So. It’s been a couple years since I could say that I was a practicing Kemetic, and it’s been even longer since I paid any attention to this space.
My mother died two years ago (coming up on three) and during the “cleaning up the pieces” process, I stopped paying attention to my shrine and I slowly backed away from anything but the simplest of actions regarding my temple.
If I’m completely honest with myself, I was edging away even sooner than that, for other personal reasons, but my mother’s death really severed any energy I had to think about faith or community.
In October of this last year, someone (my doctor) finally realized that I had hit rock bottom, and I was put in the hospital. I made a lot of revelations and spent a lot of time thinking about who I am and who I want to be. At no point did I consider my faith.
I don’t know if that means anything. I think that the hard truth is that I was scrabbling to gain purchase in my life and I could only focus on the basics. What could hold me to this life. I realized a few weeks later, after I was released, that I didn’t consider my faith one of those things. I took a long hard look at my shrine, which I had never packed away, and decided once and for all, to just back away completely.

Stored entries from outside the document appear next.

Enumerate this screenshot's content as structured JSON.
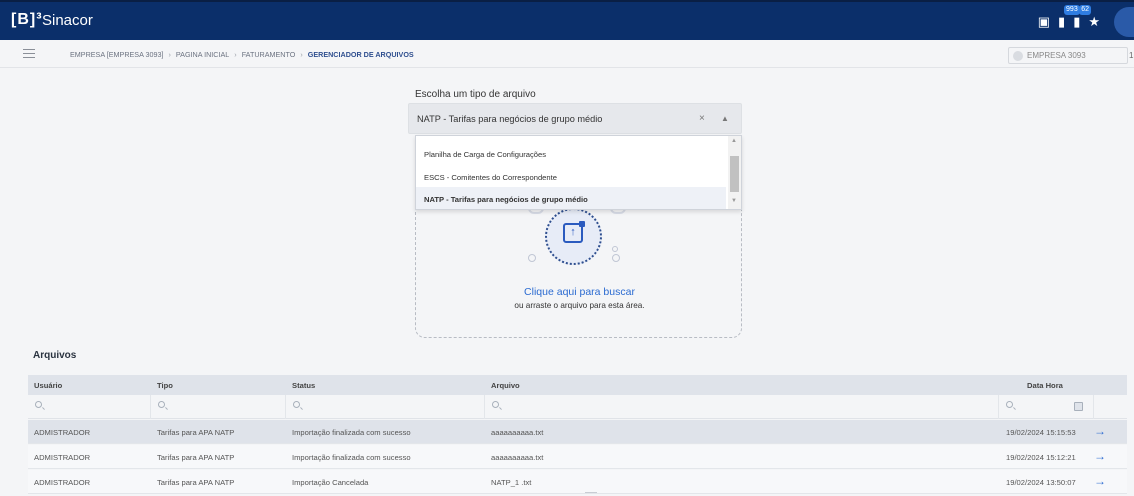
{
  "topbar": {
    "logo": "[B]³",
    "app_name": "Sinacor",
    "icons": [
      {
        "name": "document-icon",
        "glyph": "▣",
        "badge": ""
      },
      {
        "name": "notifications-icon",
        "glyph": "▮",
        "badge": "993"
      },
      {
        "name": "messages-icon",
        "glyph": "▮",
        "badge": "62"
      },
      {
        "name": "favorites-icon",
        "glyph": "★",
        "badge": ""
      }
    ],
    "colors": {
      "bar": "#0b2f6a",
      "badge": "#2f7de1"
    }
  },
  "breadcrumb": {
    "items": [
      "EMPRESA [EMPRESA 3093]",
      "PAGINA INICIAL",
      "FATURAMENTO"
    ],
    "current": "GERENCIADOR DE ARQUIVOS",
    "separator": "›"
  },
  "company_selector": {
    "placeholder": "EMPRESA 3093",
    "edge_text": "1"
  },
  "file_type": {
    "label": "Escolha um tipo de arquivo",
    "selected": "NATP - Tarifas para negócios de grupo médio",
    "clear": "×",
    "caret": "▲",
    "options": [
      {
        "label": "Planilha de Carga de Configurações",
        "selected": false
      },
      {
        "label": "ESCS - Comitentes do Correspondente",
        "selected": false
      },
      {
        "label": "NATP - Tarifas para negócios de grupo médio",
        "selected": true
      }
    ]
  },
  "dropzone": {
    "link": "Clique aqui para buscar",
    "sub": "ou arraste o arquivo para esta área."
  },
  "files": {
    "title": "Arquivos",
    "columns": [
      "Usuário",
      "Tipo",
      "Status",
      "Arquivo",
      "Data Hora"
    ],
    "rows": [
      {
        "user": "ADMISTRADOR",
        "type": "Tarifas para APA NATP",
        "status": "Importação finalizada com sucesso",
        "file": "aaaaaaaaaa.txt",
        "datetime": "19/02/2024 15:15:53"
      },
      {
        "user": "ADMISTRADOR",
        "type": "Tarifas para APA NATP",
        "status": "Importação finalizada com sucesso",
        "file": "aaaaaaaaaa.txt",
        "datetime": "19/02/2024 15:12:21"
      },
      {
        "user": "ADMISTRADOR",
        "type": "Tarifas para APA NATP",
        "status": "Importação Cancelada",
        "file": "NATP_1 .txt",
        "datetime": "19/02/2024 13:50:07"
      }
    ],
    "row_action": "→",
    "colors": {
      "link": "#2b6bd1",
      "header": "#dfe3ea"
    }
  }
}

I dreamed that night, and every night after that, for a week. Nothing clear and specific, just memories of the people I was once close to, what it was like to feel close to Nejter and especially my Father. I followed those feelings and slowly reopened what small connections I remembered.
It hurt, at first. And I felt lost. I gave up so much over the years, preferring to hole up inside my head space and focus on surviving.
But I’m here now, and after some soul searching, I think I’m ready to jump headfirst into what it truly means for me to be Kemetic. And for the first time in years, I feel hope.